Vick is either in hot pursuit of, or hot flight from, the tomcat; all her four legs are quivering and kicking in a mimic gallop.

"Do you remember," say I, again speaking, and again prefacing my words by an uneasy laugh, "how the boys at home used always to laugh at me, because I never knew how to flirt, nor had any pretty ways? Do you think"—(speaking slowly and hesitatingly)—"that boys—one's brothers, I mean—would be good judges of that sort of thing?"

"As good as any one else's brothers, I suppose," she says, with a low laugh, but still looking puzzled; "but why do you ask?"

"I do not know," reply I, trying to speak carelessly; "it came into my head."

"Has any one been accusing you?" she says, a little curiously, "But no! who could? You have seen no one, not even—"

"No, no!" interrupt I, shrinking from the sound of the name that I know is coming; "of course not; no one!"

The clock strikes eleven, and wakes Vick.

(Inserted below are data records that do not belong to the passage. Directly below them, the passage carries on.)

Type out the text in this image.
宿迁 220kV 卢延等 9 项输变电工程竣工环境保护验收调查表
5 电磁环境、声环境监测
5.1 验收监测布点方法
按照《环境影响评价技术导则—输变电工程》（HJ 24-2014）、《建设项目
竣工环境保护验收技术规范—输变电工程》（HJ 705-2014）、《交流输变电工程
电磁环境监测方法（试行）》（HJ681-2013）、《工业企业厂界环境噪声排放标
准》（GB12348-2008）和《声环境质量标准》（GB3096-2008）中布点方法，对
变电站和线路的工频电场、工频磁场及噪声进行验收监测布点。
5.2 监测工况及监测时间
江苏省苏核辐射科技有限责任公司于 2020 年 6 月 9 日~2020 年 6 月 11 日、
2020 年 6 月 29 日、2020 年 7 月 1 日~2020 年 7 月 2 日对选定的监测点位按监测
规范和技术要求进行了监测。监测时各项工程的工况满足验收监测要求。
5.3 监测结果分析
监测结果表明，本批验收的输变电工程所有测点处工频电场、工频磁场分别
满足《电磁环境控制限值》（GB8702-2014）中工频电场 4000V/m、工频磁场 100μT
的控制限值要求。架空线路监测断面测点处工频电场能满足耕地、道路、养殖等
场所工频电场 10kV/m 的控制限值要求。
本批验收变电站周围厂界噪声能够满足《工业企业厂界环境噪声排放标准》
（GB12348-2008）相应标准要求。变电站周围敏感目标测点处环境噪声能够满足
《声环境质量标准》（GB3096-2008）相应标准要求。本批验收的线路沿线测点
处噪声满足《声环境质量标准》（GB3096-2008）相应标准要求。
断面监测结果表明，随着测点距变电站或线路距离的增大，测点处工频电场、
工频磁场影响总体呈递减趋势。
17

Barbara rises, rolls up her knitting, and, going over to the fireplace, stands with one white elbow resting on the chimney-piece, and slender neck drooped, pensively gazing at the low fire.

"Do you know," she says, with a half-confused smile, that is also tinged with a little anxiety, "I have been thinking—it is the first time for three months that he has not been here at all, either in the morning, the afternoon, or the evening!"

"Is it?" say I, slightly shivering.

"I think," she says, with a rather embarrassed laugh, "that he must have heard you were out, and that that was why he did not come. You know I always tell you that he likes you best."